There are several paradigms for implementing card tokenization, depending on which entity generates the tokens and stores the card data on behalf of the digital wallet. The Marqeta platform supports network tokenization, which means that the card network (e.g., Visa or Mastercard) generates the tokens.
Benefits of digital wallets and card tokenization
Key advantages of supporting payments with digital wallets include:
- Broad acceptance – Tokenized cards are valid at any merchant who accepts that digital wallet.
- Increased security – Fewer systems have access to sensitive data, and the card network can implement tight controls and validations.
For security reasons, each network token is exclusive to both a digital wallet and a device (phone, laptop, etc.). For example, a network token requested by Apple Pay on an iPhone cannot be used by a Google Pay digital wallet or by an Apple Watch. The token can be used only by Apple Pay on the particular iPhone on which it was requested.
These are the key participants in network tokenization:
- Card Network – (e.g., Visa or Mastercard) provides services for creating, storing, and managing tokens.
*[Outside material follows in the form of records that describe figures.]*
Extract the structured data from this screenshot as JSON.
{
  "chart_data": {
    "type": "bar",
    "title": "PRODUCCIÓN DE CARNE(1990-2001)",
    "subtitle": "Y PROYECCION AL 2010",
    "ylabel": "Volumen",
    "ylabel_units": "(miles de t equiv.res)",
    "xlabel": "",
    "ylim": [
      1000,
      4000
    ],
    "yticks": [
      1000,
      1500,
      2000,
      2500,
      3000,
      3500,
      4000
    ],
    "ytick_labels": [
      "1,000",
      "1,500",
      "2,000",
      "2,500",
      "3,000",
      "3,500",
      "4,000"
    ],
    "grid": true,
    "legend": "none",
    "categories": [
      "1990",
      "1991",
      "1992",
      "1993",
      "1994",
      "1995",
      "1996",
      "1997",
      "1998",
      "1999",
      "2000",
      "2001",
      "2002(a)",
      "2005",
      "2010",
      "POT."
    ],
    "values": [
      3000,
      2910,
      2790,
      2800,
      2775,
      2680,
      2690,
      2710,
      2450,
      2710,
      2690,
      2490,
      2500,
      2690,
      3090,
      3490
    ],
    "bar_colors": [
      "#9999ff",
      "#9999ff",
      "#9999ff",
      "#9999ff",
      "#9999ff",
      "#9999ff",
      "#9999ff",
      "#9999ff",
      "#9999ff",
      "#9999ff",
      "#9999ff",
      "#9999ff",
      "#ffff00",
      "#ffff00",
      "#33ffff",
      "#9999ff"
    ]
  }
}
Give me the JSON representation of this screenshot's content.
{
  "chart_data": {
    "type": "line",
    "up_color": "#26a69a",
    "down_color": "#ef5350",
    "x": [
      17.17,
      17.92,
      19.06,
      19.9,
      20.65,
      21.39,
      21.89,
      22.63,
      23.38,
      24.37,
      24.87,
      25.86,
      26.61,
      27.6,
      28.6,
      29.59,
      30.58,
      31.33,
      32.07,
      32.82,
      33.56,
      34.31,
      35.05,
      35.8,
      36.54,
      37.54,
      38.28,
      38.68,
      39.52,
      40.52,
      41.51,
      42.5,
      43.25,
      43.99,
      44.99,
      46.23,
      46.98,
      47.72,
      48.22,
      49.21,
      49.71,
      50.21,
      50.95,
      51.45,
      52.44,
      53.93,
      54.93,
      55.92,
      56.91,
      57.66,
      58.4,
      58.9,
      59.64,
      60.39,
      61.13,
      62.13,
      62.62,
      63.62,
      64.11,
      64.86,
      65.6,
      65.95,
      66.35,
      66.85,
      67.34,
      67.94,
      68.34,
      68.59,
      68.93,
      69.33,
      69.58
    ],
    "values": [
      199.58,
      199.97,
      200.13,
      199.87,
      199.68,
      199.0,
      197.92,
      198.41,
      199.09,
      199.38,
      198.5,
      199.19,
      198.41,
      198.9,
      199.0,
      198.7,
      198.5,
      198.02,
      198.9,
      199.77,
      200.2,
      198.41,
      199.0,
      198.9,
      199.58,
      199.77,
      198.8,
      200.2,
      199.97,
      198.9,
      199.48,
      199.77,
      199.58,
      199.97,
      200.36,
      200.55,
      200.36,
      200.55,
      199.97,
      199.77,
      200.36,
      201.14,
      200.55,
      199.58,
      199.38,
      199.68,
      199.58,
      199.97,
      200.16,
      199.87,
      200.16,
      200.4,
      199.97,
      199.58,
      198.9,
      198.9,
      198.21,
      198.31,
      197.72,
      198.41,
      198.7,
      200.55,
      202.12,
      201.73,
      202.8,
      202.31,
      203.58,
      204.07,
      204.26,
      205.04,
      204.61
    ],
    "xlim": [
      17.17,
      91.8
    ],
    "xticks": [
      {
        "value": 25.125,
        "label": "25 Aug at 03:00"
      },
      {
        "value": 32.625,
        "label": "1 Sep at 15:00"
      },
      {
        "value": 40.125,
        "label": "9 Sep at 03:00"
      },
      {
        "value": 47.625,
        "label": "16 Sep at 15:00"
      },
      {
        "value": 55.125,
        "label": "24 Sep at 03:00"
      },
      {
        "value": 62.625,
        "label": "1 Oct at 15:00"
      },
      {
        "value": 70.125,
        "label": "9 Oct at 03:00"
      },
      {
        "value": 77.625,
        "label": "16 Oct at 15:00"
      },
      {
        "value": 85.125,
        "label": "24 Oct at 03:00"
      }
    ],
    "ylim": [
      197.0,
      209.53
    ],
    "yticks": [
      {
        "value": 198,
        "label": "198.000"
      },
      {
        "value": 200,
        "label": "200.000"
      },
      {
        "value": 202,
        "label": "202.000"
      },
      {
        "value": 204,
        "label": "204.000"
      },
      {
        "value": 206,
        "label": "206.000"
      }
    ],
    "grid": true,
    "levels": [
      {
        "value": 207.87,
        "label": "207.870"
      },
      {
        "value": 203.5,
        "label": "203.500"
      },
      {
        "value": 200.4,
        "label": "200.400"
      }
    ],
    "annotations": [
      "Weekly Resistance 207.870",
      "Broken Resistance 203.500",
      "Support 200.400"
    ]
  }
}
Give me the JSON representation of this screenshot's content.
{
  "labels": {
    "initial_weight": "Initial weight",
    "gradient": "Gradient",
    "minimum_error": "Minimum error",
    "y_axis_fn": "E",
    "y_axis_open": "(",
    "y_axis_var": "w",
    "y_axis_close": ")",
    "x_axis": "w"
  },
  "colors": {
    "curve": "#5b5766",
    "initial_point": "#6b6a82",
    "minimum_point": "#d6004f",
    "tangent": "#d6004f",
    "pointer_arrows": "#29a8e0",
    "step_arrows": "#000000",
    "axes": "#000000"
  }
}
- Issuer-Processor – (Marqeta) issues the payment card from which the token is derived, and must approve each request to provision tokens for these cards. This approval process requires integration and certification with tokenization services at the card network.
- Digital Wallet – (e.g., Apple Pay or Google Pay) requests and stores tokens for payment cards. Digital wallets undergo certification in order to utilize network tokenization services, allowing them to request and make purchases with tokens.
- Card holder – owns the card that will be or has been tokenized. Card holders provide their card data to a digital wallet, which then contacts the card network and requests a token for the card.
Marqeta platform objects
To support digital wallet tokens, the Marqeta platform models card holders as user objects, cards (both physical and virtual) as card objects, and network tokens as digital_wallet_token objects. A user object can be associated with multiple card objects (the number of cards that can be simultaneously active depends on your program settings). A card object can be associated with multiple digital_wallet_token objects, any number of which can be active. Each digital_wallet_token is associated with only one card. This design allows card holders to add the same card to multiple digital wallets and devices.